Source DB:  PubMed          Journal:  Bioinformatics        ISSN: 1367-4803            Impact factor:   6.937


1 Introduction

Population and quantitative genetics investigate how individuals within a population differ. The identification of these differences enables a variety of analyses to be performed. For example, genetic variation can be used to identify the basis of phenotypes, to answer evolutionary questions, or to facilitate forensics. The development of the variant call format (VCF) (Danecek ) as a standard for representing genetic variation across a group of individuals or samples has fueled the development of a large number of tools for genetic analyses using variant data. Examples include genotype imputation (Browning and Browning, 2007), variant annotation (Pedersen ), variant prediction (Cingolani ) and population genetic analysis (Pfeifer ). Despite the available tools, we found our studies required a unique set of tools that could interface directly with a VCF file. As a result, we have assembled a collection of tools into a command-line based program written in Python, VCF-kit, which functions directly on VCF files and performs a variety of unique analyses.

2 Implementation and design

VCF-kit is invoked using a command-line interface written in Python and requires a Unix-based operating system. Additionally, VCF-kit requires BWA (Li and Durbin, 2009), BLAST (Altschul ), MUSCLE (Edgar, 2004), Samtools (Li ), bcftools and PRIMER3 (Untergasser ) for certain types of analyses.

3 Usage

3.1 Reference genome management

Several of the utilities included in VCF-kit require a reference genome that has been either indexed by BWA (Li and Durbin, 2009) and Samtools (Li and Durbin, 2009) or used to generate a BLAST database. The genome command retrieves and processes reference genomes from the National Center for Biotechnology (NCBI) genomes database (Pruitt and Maglott, 2001). Reference genomes are processed with other available utilities.

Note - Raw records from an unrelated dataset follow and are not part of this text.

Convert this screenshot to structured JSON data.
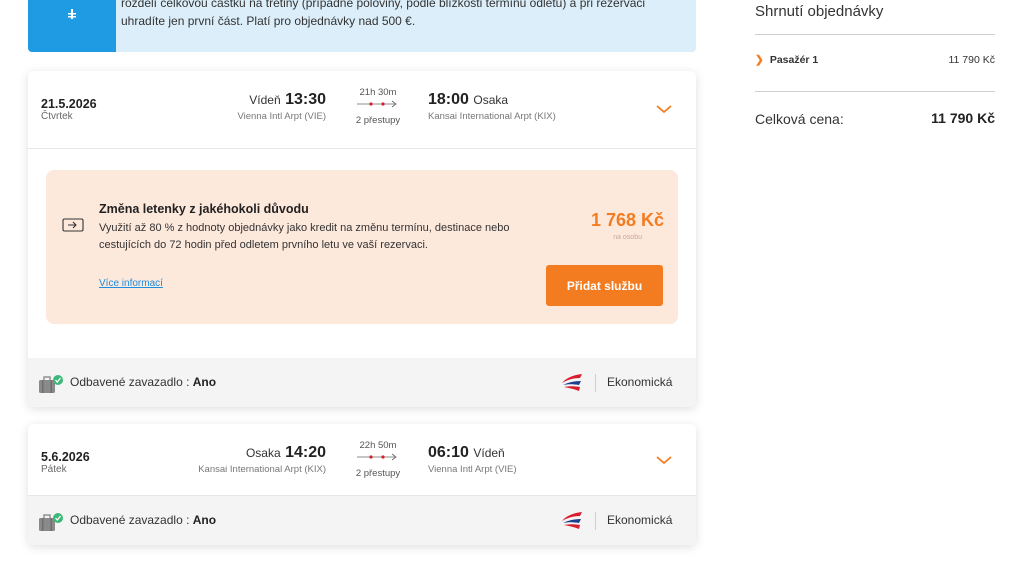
{
  "banner": {
    "text": "rozdělí celkovou částku na třetiny (případně poloviny, podle blízkosti termínu odletu) a při rezervaci uhradíte jen první část. Platí pro objednávky nad 500 €.",
    "icon": "info-icon"
  },
  "flights": [
    {
      "date": "21.5.2026",
      "day": "Čtvrtek",
      "dep_city": "Vídeň",
      "dep_time": "13:30",
      "dep_airport": "Vienna Intl Arpt (VIE)",
      "duration": "21h 30m",
      "stops": "2 přestupy",
      "arr_time": "18:00",
      "arr_city": "Osaka",
      "arr_airport": "Kansai International Arpt (KIX)",
      "baggage_label": "Odbavené zavazadlo : ",
      "baggage_value": "Ano",
      "cabin": "Ekonomická"
    },
    {
      "date": "5.6.2026",
      "day": "Pátek",
      "dep_city": "Osaka",
      "dep_time": "14:20",
      "dep_airport": "Kansai International Arpt (KIX)",
      "duration": "22h 50m",
      "stops": "2 přestupy",
      "arr_time": "06:10",
      "arr_city": "Vídeň",
      "arr_airport": "Vienna Intl Arpt (VIE)",
      "baggage_label": "Odbavené zavazadlo : ",
      "baggage_value": "Ano",
      "cabin": "Ekonomická"
    }
  ],
  "offer": {
    "title": "Změna letenky z jakéhokoli důvodu",
    "description": "Využití až 80 % z hodnoty objednávky jako kredit na změnu termínu, destinace nebo cestujících do 72 hodin před odletem prvního letu ve vaší rezervaci.",
    "price": "1 768 Kč",
    "per_person": "na osobu",
    "more_info": "Více informací",
    "button": "Přidat službu"
  },
  "summary": {
    "title": "Shrnutí objednávky",
    "passenger": "Pasažér 1",
    "passenger_price": "11 790 Kč",
    "total_label": "Celková cena:",
    "total_value": "11 790 Kč"
  },
  "colors": {
    "accent": "#f47c20",
    "banner_bg": "#dbeef9",
    "banner_side": "#1e9be3",
    "offer_bg": "#fde8dc",
    "link": "#1e8ee0",
    "airline_red": "#d81e2c",
    "airline_blue": "#1d3f8f"
  }
}
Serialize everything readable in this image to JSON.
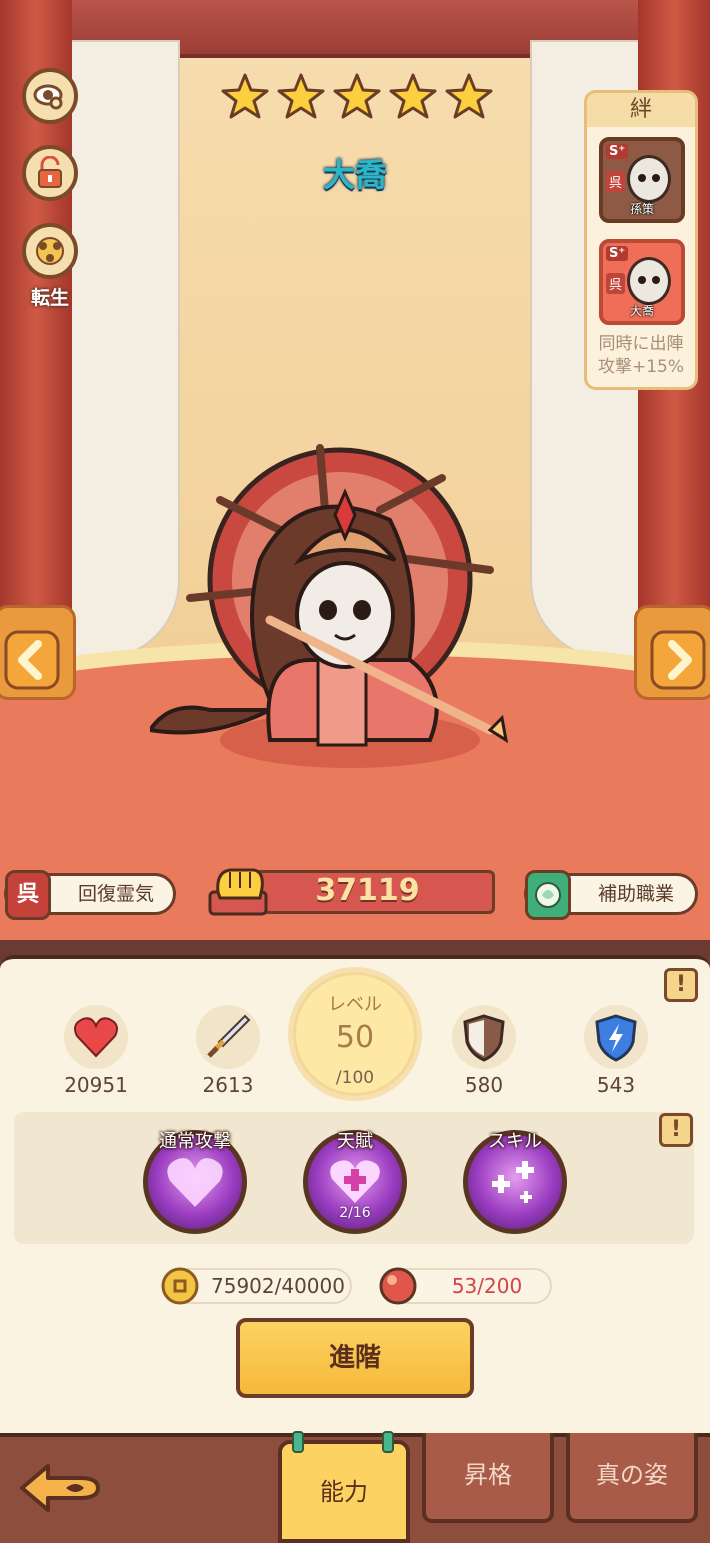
{
  "stage": {
    "stars": 5,
    "hero_name": "大喬",
    "rebirth_label": "転生",
    "bond": {
      "title": "絆",
      "cards": [
        {
          "grade": "S⁺",
          "faction": "呉",
          "name": "孫策"
        },
        {
          "grade": "S⁺",
          "faction": "呉",
          "name": "大喬"
        }
      ],
      "bonus_line1": "同時に出陣",
      "bonus_line2": "攻撃+15%"
    }
  },
  "strip": {
    "faction": "呉",
    "type_label": "回復霊気",
    "power": "37119",
    "role_label": "補助職業"
  },
  "stats": {
    "hp": "20951",
    "attack": "2613",
    "level_label": "レベル",
    "level": "50",
    "level_max": "/100",
    "defense": "580",
    "magic_defense": "543"
  },
  "skills": [
    {
      "label": "通常攻撃",
      "sub": ""
    },
    {
      "label": "天賦",
      "sub": "2/16"
    },
    {
      "label": "スキル",
      "sub": ""
    }
  ],
  "costs": {
    "gold": "75902/40000",
    "orb": "53/200"
  },
  "advance_label": "進階",
  "tabs": [
    {
      "label": "能力",
      "active": true
    },
    {
      "label": "昇格",
      "active": false
    },
    {
      "label": "真の姿",
      "active": false
    }
  ],
  "colors": {
    "hero_name": "#2cb6c7",
    "power_bar": "#d55750",
    "primary_button": "#f6b93a",
    "orb_cost_text": "#d0454a"
  }
}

3.2 Phylogenetic tree generation

VCF-kit can be used to produce a tree from a VCF using the phylo command. Variants are concatenated from each sample and then combined into a single FASTA file, where each line represents one sample. This file effectively represents a multiple sequence alignment that only incorporates variable sites from the VCF samples and can be used to calculate a difference matrix using MUSCLE (Edgar, 2004). MUSCLE outputs the tree in the Newick format, which the user may plot.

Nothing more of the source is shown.